Captain Morgan Long Island Iced Tea
One of the latest entries in the pre-mixed cocktail world, Captain Morgan Long Island Iced Tea1 is posing itself as the company’s summer drink for 2011 along with its usual fare of “strike a pose”-inducing rums. I’m typically not a fan of pre-mixed bottled drinks, but given the LIIT’s gateway drink status, I figured I would give it a chance.
Considering what it takes to make a Long Island Iced Tea (recipe below), I wouldn’t be inclined to make one on the fly and it certainly wouldn’t be my party drink of choice unless I was making a pitcher–or bucket–ahead of time and letting guests ladle it out themselves. I do this with sangria and it works just fine. About the only fun of making a LIIT, or any other similar concoction is that you feel like a mad scientist pouring various fluids together to make a seemingly innocent mixture that will knock you on your ass. But beyond that, it’s sort of a pain, especially to make just one. I understand why companies make the pre-mixed versions.
Long Island Iced Tea
- 1⁄2 oz. gin
- 1⁄2 oz. rum
- 1⁄2 oz. tequila
- 1⁄2 oz. vodka
- 1⁄2 oz. triple sec
- 1⁄2 oz. lemon juice*
- 1⁄2 oz. simple syrup
- Coke (or similarly cola-like soda)
- Add ingredients to a Highball or Collins glass with 3-4 ice cubes and stir.

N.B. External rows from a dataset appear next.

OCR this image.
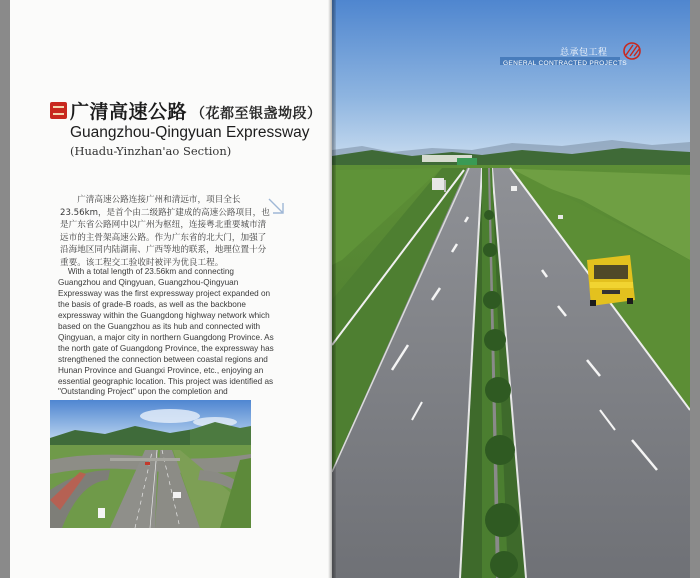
广清高速公路 （花都至银盏坳段）
Guangzhou-Qingyuan Expressway
(Huadu-Yinzhan'ao Section)
广清高速公路连接广州和清远市，项目全长23.56km，是首个由二级路扩建成的高速公路项目，也是广东省公路网中以广州为枢纽，连接粤北重要城市清远市的主骨架高速公路。作为广东省的北大门，加强了沿海地区同内陆湖南、广西等地的联系，地理位置十分重要。该工程交工验收时被评为优良工程。
With a total length of 23.56km and connecting Guangzhou and Qingyuan, Guangzhou-Qingyuan Expressway was the first expressway project expanded on the basis of grade-B roads, as well as the backbone expressway within the Guangdong highway network which based on the Guangzhou as its hub and connected with Qingyuan, a major city in northern Guangdong Province. As the north gate of Guangdong Province, the expressway has strengthened the connection between coastal regions and Hunan Province and Guangxi Province, etc., enjoying an essential geographic location. This project was identified as "Outstanding Project" upon the completion and
总承包工程
GENERAL CONTRACTED PROJECTS
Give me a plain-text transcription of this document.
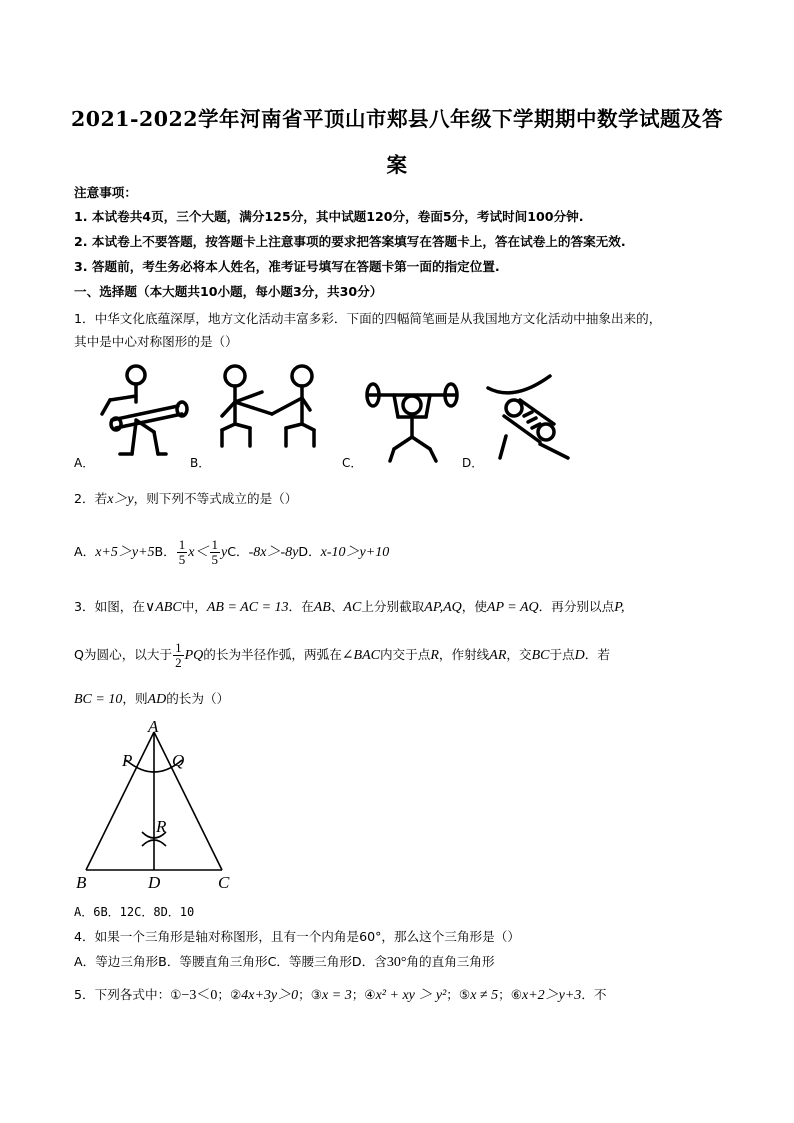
2021-2022学年河南省平顶山市郏县八年级下学期期中数学试题及答
案
注意事项：
1. 本试卷共4页，三个大题，满分125分，其中试题120分，卷面5分，考试时间100分钟.
2. 本试卷上不要答题，按答题卡上注意事项的要求把答案填写在答题卡上，答在试卷上的答案无效.
3. 答题前，考生务必将本人姓名，准考证号填写在答题卡第一面的指定位置.
一、选择题（本大题共10小题，每小题3分，共30分）
1．中华文化底蕴深厚，地方文化活动丰富多彩．下面的四幅简笔画是从我国地方文化活动中抽象出来的，
其中是中心对称图形的是（）
A．	B．	C．	D．
2．若x＞y，则下列不等式成立的是（）
A．x+5＞y+5B． $\frac{1}{5} x< \frac{1}{5}$ yC．-8x＞-8yD．x-10＞y+10
3．如图，在∨ABC中，AB = AC = 13．在AB、AC上分别截取AP,AQ，使AP = AQ．再分别以点P,
Q为圆心，以大于 $\frac{1}{2}$ PQ的长为半径作弧，两弧在∠BAC内交于点R，作射线AR，交BC于点D．若
BC = 10，则AD的长为（）
A
P Q
R
B	D	C
A．6B．12C．8D．10
4．如果一个三角形是轴对称图形，且有一个内角是60°，那么这个三角形是（）
A．等边三角形B．等腰直角三角形C．等腰三角形D．含30°角的直角三角形
5．下列各式中：①−3＜0；②4x+3y＞0；③x = 3；④x² + xy ＞ y²；⑤x ≠ 5；⑥x+2＞y+3．不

- Top off with Coke, from a “splash” to 2 oz. or so, to taste and color.
For such a “simple” drink, there are many variations on this recipe, the above is my take on it and produced a well-mixed, nicely sweet result.

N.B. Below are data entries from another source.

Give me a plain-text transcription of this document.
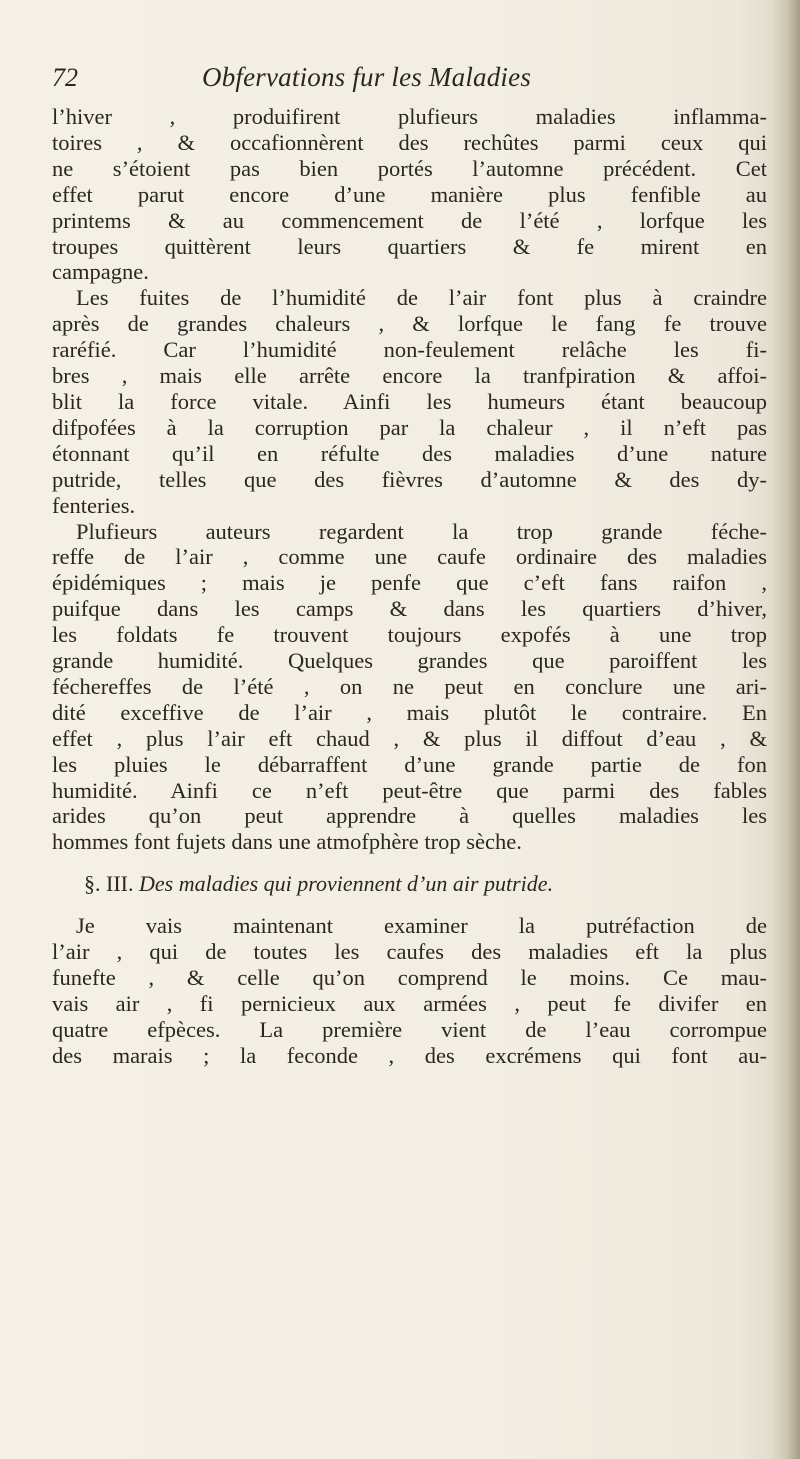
72	Obfervations fur les Maladies
l’hiver , produifirent plufieurs maladies inflamma-
toires , & occafionnèrent des rechûtes parmi ceux qui
ne s’étoient pas bien portés l’automne précédent. Cet
effet parut encore d’une manière plus fenfible au
printems & au commencement de l’été , lorfque les
troupes quittèrent leurs quartiers & fe mirent en
campagne.
Les fuites de l’humidité de l’air font plus à craindre
après de grandes chaleurs , & lorfque le fang fe trouve
raréfié. Car l’humidité non-feulement relâche les fi-
bres , mais elle arrête encore la tranfpiration & affoi-
blit la force vitale. Ainfi les humeurs étant beaucoup
difpofées à la corruption par la chaleur , il n’eft pas
étonnant qu’il en réfulte des maladies d’une nature
putride, telles que des fièvres d’automne & des dy-
fenteries.
Plufieurs auteurs regardent la trop grande féche-
reffe de l’air , comme une caufe ordinaire des maladies
épidémiques ; mais je penfe que c’eft fans raifon ,
puifque dans les camps & dans les quartiers d’hiver,
les foldats fe trouvent toujours expofés à une trop
grande humidité. Quelques grandes que paroiffent les
féchereffes de l’été , on ne peut en conclure une ari-
dité exceffive de l’air , mais plutôt le contraire. En
effet , plus l’air eft chaud , & plus il diffout d’eau , &
les pluies le débarraffent d’une grande partie de fon
humidité. Ainfi ce n’eft peut-être que parmi des fables
arides qu’on peut apprendre à quelles maladies les
hommes font fujets dans une atmofphère trop sèche.
§. III. Des maladies qui proviennent d’un air putride.
Je vais maintenant examiner la putréfaction de
l’air , qui de toutes les caufes des maladies eft la plus
funefte , & celle qu’on comprend le moins. Ce mau-
vais air , fi pernicieux aux armées , peut fe divifer en
quatre efpèces. La première vient de l’eau corrompue
des marais ; la feconde , des excrémens qui font au-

* Many recipes call for sweet & sour mix, which I can’t stand. You can usually substitute lemon juice or a 50/50 mix of lemon and lime juice to your liking.
How does the Captain Morgan mix compare to the original recipe? It’s comparable, definitely has the right color, but the taste is a little strong on citrus and caramel to emulate the cola. If you’ve ever gone to a bar offering a special on LIITs, it tastes a bit better than the ones you’d get there. It makes for a prettier drink as mine was a bit murky from the type of juice I used and a blind taste test didn’t help since the original recipe has the slight carbonation that the Captain Morgan mix doesn’t. I’ve never heard of using flat cola to make a LIIT, but after two or three servings of either version, I doubt you’d miss it… or notice… or notice much else at that point except the location of the nearest comfy seat.
We found the 1.75 liter bottles at Calvert Woodley for about $20, so from a cost perspective, if your party theme demanded LIITs and your guests weren’t of terribly discriminating taste2, go with the Captain. The cost is a lot better than trying to grab even rail versions of the required liquors and the taste is smoother than making it with really cheap booze.
A Long Island Iced Tea is known as a “sipping cocktail” rather than one that should be slammed, so with proper serving sizes and moderation/discretion, it goes a long way. Given that everyone’s take on the LIIT is a bit different, I’d say that the Captain Morgan version is more likely to be easier on the alcohol percentages than one made by hand, but your mileage may vary.
For my money, I’d stick to keeping a classically stocked bar and not trying to bog down host or bartender duties mixing up tedious cocktails3 on the fly… unless that’s your thing, of course. I don’t judge.
1 Full disclosure: I was sent a gift card and rebate for purchase and reimbursement of the beverage in addition to promotional swag… or booty, one might say.
2 I’m talking the flavored malt beverage crowd, here.
3 I realize many “craft cocktails” are also falling into the tedious category, but I think most people planning a party around cocktails have done their prep well enough so they don’t get stuck behind the bar… I hope.